MetroIntelligence Economic Update by P. DUFFY

MetroIntelligence Economic Update by P. DUFFY

New home sales rebound sharply in January but still down 19.4 percent year-on-year

Sales of new single‐family houses in January 2023 were at a seasonally adjusted annual rate of 670,000, up 7.2 percent from December, but down 19.4 percent from January 2022. The median sales price of new houses sold in January 2023 was $427,500, down 0.7 percent year-on-year. The average sales price was $474,400, down 5.3 percent year-on-year. The estimate of new houses for sale at the end of January was 439,000. This represents a supply of 7.9 months at the current sales rate, up from 8.7 months in December and 5.7 months in January 2022.


Pending home sales rebound 8.1 percent in January, but down 24.1 percent year-on-year

Pending home sales increased for the second consecutive month, up 8.1% from December 2022. Month-over-month, contract signings raised in all four major U.S. regions. Pending home sales dropped in all regions compared to one year ago, with the national total falling 24.1%.
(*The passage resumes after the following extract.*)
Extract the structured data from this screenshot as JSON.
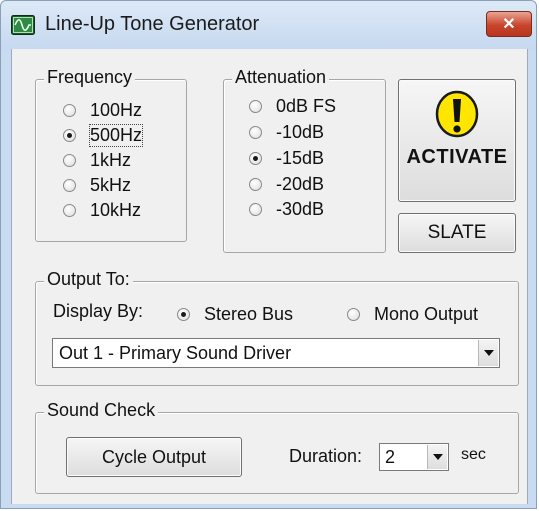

January personal spending rose at three times the rate of personal income

In January, personal income increased 0.6 percent (the same as the PCE Price Index), while disposable personal income (DPI) increased 2.0 percent and personal consumption expenditures (PCE) increased 1.8 percent, leading to an increase in the personal savings rate to 4.7 percent.
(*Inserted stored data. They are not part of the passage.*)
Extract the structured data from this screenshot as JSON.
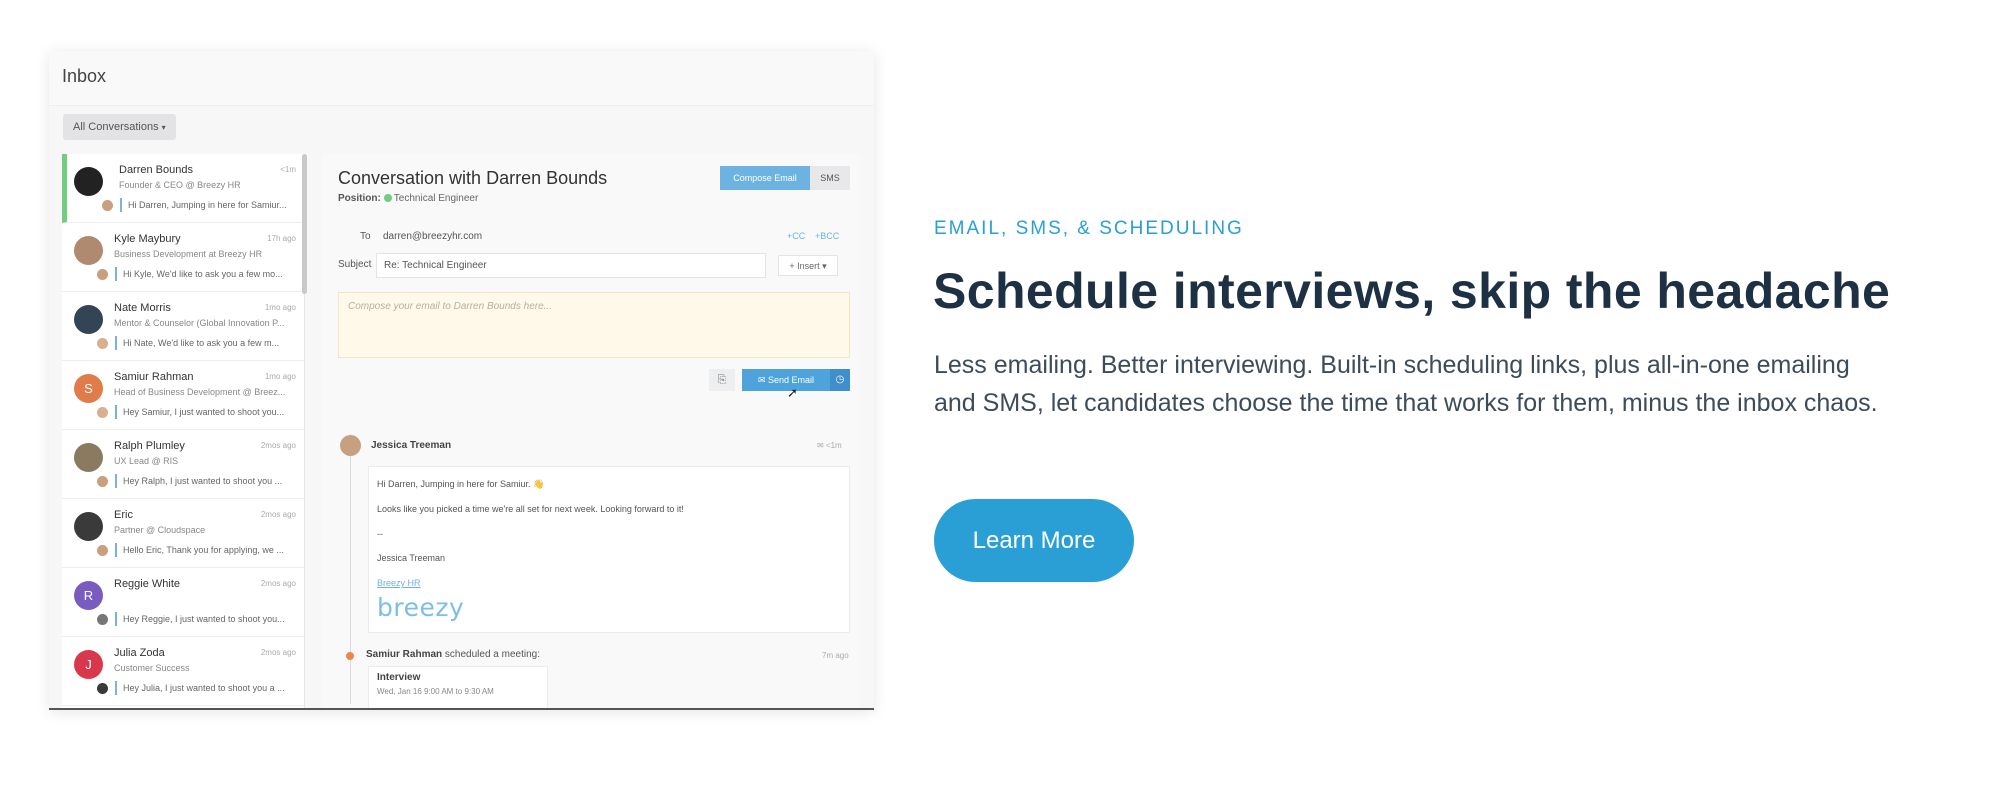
{
  "inbox": {
    "title": "Inbox",
    "filter": {
      "label": "All Conversations",
      "caret": "▾"
    },
    "conversations": [
      {
        "name": "Darren Bounds",
        "role": "Founder & CEO @ Breezy HR",
        "time": "<1m",
        "snippet": "Hi Darren, Jumping in here for Samiur...",
        "avatar_initial": "",
        "avatar_color": "#222222",
        "mini_color": "#c8a080"
      },
      {
        "name": "Kyle Maybury",
        "role": "Business Development at Breezy HR",
        "time": "17h ago",
        "snippet": "Hi Kyle, We'd like to ask you a few mo...",
        "avatar_initial": "",
        "avatar_color": "#b08a70",
        "mini_color": "#c8a080"
      },
      {
        "name": "Nate Morris",
        "role": "Mentor & Counselor (Global Innovation P...",
        "time": "1mo ago",
        "snippet": "Hi Nate, We'd like to ask you a few m...",
        "avatar_initial": "",
        "avatar_color": "#334455",
        "mini_color": "#d8b090"
      },
      {
        "name": "Samiur Rahman",
        "role": "Head of Business Development @ Breez...",
        "time": "1mo ago",
        "snippet": "Hey Samiur, I just wanted to shoot you...",
        "avatar_initial": "S",
        "avatar_color": "#e07b4a",
        "mini_color": "#d8b090"
      },
      {
        "name": "Ralph Plumley",
        "role": "UX Lead @ RIS",
        "time": "2mos ago",
        "snippet": "Hey Ralph, I just wanted to shoot you ...",
        "avatar_initial": "",
        "avatar_color": "#8a7a60",
        "mini_color": "#c8a080"
      },
      {
        "name": "Eric",
        "role": "Partner @ Cloudspace",
        "time": "2mos ago",
        "snippet": "Hello Eric, Thank you for applying, we ...",
        "avatar_initial": "",
        "avatar_color": "#3a3a3a",
        "mini_color": "#c8a080"
      },
      {
        "name": "Reggie White",
        "role": "",
        "time": "2mos ago",
        "snippet": "Hey Reggie, I just wanted to shoot you...",
        "avatar_initial": "R",
        "avatar_color": "#7a5cc0",
        "mini_color": "#777777"
      },
      {
        "name": "Julia Zoda",
        "role": "Customer Success",
        "time": "2mos ago",
        "snippet": "Hey Julia, I just wanted to shoot you a ...",
        "avatar_initial": "J",
        "avatar_color": "#d9374b",
        "mini_color": "#3a3a3a"
      }
    ]
  },
  "detail": {
    "title": "Conversation with Darren Bounds",
    "position_label": "Position:",
    "position_value": "Technical Engineer",
    "compose_email_label": "Compose Email",
    "sms_label": "SMS",
    "to_label": "To",
    "to_value": "darren@breezyhr.com",
    "cc_label": "+CC",
    "bcc_label": "+BCC",
    "subject_label": "Subject",
    "subject_value": "Re: Technical Engineer",
    "insert_label": "+ Insert ▾",
    "compose_placeholder": "Compose your email to Darren Bounds here...",
    "send_label": "✉ Send Email",
    "message": {
      "author": "Jessica Treeman",
      "meta": "✉ <1m",
      "greeting": "Hi Darren, Jumping in here for Samiur. 👋",
      "body": "Looks like you picked a time we're all set for next week. Looking forward to it!",
      "dash": "--",
      "signature_name": "Jessica Treeman",
      "signature_link": "Breezy HR",
      "logo_text": "breezy"
    },
    "event": {
      "actor": "Samiur Rahman",
      "action": "scheduled a meeting:",
      "time": "7m ago",
      "title": "Interview",
      "sub": "Wed, Jan 16 9:00 AM to 9:30 AM"
    }
  },
  "marketing": {
    "eyebrow": "EMAIL, SMS, & SCHEDULING",
    "headline": "Schedule interviews, skip the headache",
    "body": "Less emailing. Better interviewing. Built-in scheduling links, plus all-in-one emailing and SMS, let candidates choose the time that works for them, minus the inbox chaos.",
    "cta": "Learn More",
    "accent_color": "#2a9fd6",
    "heading_color": "#1d3044"
  }
}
Fed-preferred inflation tracker spiked up 0.6 percent in January, up 5.4 percent year-on-year

The Fed-preferred inflation tracker PCE Price Index rose 0.6 percent in January versus 0.2 percent the prior month and was up 5.4 percent year-on-year. The ‘core’ index minus food and energy costs also rose 0.6 percent in January versus 0.4 percent the month before and was up 4.7 percent year-on-year.  The surprising rebound will put added pressure on the Fed to continue keeping the Federal Funds rate elevated until inflation is under control.